Sans Other Nyvy 11 is a very bold, very wide, low contrast, upright, tall x-height font.
Keywords: headlines, posters, gaming, logos, packaging, techno, industrial, futuristic, arcade, aggressive, impact, sci-fi, branding, display, signage, angular, chamfered, octagonal, blocky, modular.
A heavy, geometric sans built from blocklike strokes with sharp chamfers and triangular cut-ins. Letterforms lean on octagonal and wedge-shaped construction, with frequent clipped corners and notched counters that create a faceted, machine-cut look. Curves are largely suppressed in favor of straight segments, producing a rigid rhythm and dense texture; apertures are small and counters often appear as angular holes. Spacing reads compact in text, and the uppercase carries strong, emblematic silhouettes while the lowercase follows a similarly angular, constructed logic.

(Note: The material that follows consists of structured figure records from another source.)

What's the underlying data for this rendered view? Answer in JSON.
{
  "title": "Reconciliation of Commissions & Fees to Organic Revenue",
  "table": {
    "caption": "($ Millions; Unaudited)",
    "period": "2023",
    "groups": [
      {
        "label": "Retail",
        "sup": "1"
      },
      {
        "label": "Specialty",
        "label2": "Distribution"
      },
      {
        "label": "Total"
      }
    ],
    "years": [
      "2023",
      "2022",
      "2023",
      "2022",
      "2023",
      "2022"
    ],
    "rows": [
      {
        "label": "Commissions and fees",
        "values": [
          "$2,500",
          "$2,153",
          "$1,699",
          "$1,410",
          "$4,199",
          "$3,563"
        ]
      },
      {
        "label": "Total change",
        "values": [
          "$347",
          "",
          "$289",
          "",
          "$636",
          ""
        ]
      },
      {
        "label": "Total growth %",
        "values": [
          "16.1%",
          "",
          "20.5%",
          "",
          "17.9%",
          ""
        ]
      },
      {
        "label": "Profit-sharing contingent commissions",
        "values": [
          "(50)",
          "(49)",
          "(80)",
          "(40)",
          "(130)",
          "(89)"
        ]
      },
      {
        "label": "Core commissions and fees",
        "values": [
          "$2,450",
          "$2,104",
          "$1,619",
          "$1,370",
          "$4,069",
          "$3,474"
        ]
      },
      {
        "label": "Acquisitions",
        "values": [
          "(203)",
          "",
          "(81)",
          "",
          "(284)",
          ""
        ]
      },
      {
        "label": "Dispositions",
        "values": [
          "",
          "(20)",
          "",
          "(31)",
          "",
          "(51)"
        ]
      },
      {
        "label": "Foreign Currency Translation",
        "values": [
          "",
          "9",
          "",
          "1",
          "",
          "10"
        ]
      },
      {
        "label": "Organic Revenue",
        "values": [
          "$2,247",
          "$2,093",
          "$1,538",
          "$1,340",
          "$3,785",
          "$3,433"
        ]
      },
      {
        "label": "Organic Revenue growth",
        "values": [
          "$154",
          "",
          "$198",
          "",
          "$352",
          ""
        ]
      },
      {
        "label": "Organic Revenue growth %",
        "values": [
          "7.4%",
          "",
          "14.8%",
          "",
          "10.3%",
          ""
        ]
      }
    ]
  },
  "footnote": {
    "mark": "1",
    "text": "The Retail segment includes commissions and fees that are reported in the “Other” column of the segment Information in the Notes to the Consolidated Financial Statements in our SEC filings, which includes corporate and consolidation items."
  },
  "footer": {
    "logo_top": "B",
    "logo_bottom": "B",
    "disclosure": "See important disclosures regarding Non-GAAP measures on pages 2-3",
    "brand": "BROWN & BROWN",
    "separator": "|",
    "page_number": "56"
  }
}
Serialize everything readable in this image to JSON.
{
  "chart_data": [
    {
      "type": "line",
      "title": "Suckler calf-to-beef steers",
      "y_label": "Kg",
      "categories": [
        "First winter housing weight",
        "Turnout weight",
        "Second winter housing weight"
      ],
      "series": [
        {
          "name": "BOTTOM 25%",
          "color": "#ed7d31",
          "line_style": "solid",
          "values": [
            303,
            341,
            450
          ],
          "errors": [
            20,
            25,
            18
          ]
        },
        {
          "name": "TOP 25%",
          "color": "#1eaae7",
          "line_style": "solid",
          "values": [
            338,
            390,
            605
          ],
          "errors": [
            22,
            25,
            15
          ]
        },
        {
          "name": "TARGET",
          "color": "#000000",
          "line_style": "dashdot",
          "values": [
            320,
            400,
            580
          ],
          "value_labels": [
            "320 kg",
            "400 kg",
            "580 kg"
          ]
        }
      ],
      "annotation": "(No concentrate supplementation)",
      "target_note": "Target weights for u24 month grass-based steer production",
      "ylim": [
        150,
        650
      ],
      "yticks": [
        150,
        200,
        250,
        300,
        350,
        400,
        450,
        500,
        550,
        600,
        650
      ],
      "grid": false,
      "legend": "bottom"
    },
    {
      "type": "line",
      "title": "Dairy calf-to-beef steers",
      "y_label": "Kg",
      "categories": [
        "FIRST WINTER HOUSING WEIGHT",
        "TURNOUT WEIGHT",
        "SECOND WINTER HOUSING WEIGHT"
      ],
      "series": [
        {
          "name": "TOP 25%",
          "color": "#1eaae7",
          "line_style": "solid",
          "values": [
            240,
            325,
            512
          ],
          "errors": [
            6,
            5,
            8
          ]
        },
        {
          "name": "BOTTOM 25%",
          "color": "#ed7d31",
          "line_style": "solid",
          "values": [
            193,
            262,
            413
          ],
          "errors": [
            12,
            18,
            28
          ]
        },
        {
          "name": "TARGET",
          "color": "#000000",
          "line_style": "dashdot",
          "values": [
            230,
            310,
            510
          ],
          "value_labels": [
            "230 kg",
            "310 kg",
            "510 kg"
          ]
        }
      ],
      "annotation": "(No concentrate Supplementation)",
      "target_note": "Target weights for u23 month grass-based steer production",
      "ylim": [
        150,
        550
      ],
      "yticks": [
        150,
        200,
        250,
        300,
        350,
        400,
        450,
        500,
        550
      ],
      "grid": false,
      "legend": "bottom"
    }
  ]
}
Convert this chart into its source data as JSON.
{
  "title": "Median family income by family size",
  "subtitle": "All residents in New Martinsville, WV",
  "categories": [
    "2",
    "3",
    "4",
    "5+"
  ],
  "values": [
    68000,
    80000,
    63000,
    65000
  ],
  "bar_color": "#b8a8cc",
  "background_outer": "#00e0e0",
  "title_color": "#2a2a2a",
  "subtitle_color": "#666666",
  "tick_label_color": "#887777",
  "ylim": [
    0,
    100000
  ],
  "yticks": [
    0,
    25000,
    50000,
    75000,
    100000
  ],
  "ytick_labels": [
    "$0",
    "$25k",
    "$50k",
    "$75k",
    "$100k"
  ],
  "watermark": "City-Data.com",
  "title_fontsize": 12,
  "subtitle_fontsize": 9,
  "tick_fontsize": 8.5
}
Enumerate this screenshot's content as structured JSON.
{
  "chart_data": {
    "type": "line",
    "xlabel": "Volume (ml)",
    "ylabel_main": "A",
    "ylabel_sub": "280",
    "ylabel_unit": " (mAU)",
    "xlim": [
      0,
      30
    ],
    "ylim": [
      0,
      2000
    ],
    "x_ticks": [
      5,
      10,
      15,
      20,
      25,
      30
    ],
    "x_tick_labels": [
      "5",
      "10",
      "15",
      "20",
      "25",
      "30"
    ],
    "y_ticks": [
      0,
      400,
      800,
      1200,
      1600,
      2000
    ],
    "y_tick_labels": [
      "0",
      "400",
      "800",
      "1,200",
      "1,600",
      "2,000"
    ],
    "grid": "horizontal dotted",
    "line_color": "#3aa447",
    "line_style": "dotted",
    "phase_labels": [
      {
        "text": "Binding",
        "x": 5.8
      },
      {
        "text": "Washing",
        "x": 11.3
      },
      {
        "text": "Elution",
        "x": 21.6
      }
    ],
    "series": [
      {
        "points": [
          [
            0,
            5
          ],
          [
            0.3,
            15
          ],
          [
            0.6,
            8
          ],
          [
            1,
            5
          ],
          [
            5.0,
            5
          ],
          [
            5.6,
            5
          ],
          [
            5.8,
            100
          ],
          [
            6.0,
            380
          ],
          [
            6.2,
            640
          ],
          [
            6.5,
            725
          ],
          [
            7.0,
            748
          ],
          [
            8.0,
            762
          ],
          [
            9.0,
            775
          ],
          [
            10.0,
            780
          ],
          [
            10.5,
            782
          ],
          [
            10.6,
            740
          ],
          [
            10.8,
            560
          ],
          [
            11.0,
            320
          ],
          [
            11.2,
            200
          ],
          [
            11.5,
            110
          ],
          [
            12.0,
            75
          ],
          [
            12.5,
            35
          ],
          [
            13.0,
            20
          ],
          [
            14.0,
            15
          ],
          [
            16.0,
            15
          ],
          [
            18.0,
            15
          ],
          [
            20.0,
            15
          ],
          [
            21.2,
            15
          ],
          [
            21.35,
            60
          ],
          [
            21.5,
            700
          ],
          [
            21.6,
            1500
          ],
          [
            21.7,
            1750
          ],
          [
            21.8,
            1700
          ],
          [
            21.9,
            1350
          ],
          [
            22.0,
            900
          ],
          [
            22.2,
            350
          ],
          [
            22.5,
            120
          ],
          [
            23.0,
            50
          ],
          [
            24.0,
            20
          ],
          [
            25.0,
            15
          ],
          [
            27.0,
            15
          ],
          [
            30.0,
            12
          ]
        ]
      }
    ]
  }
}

Best suited to short, high-impact settings such as headlines, posters, game titles, esports or tech branding, and logo wordmarks where the angular construction can be appreciated at larger sizes. It can work for packaging and event graphics that want a bold, mechanized tone, but extended reading and small sizes will be less comfortable due to tight counters and complex internal cuts.
The overall tone is assertive and synthetic, evoking sci-fi interfaces, arcade graphics, and industrial signage. Its hard angles and carved details give it a tactical, armored feel that reads energetic and slightly hostile rather than friendly or neutral.
The font appears designed to deliver maximum visual punch through a modular, chamfered geometry that signals technology and toughness. Its consistent use of clipped corners and notched forms suggests an intention to feel engineered and emblematic, functioning as a display face for bold, themed typography rather than a neutral workhorse.
Distinctive triangular notches and chamfered terminals are recurring motifs across both cases and numerals, reinforcing a consistent “cut metal” theme. The design prioritizes silhouette impact over conventional readability, especially where small counters and notches accumulate in longer lines.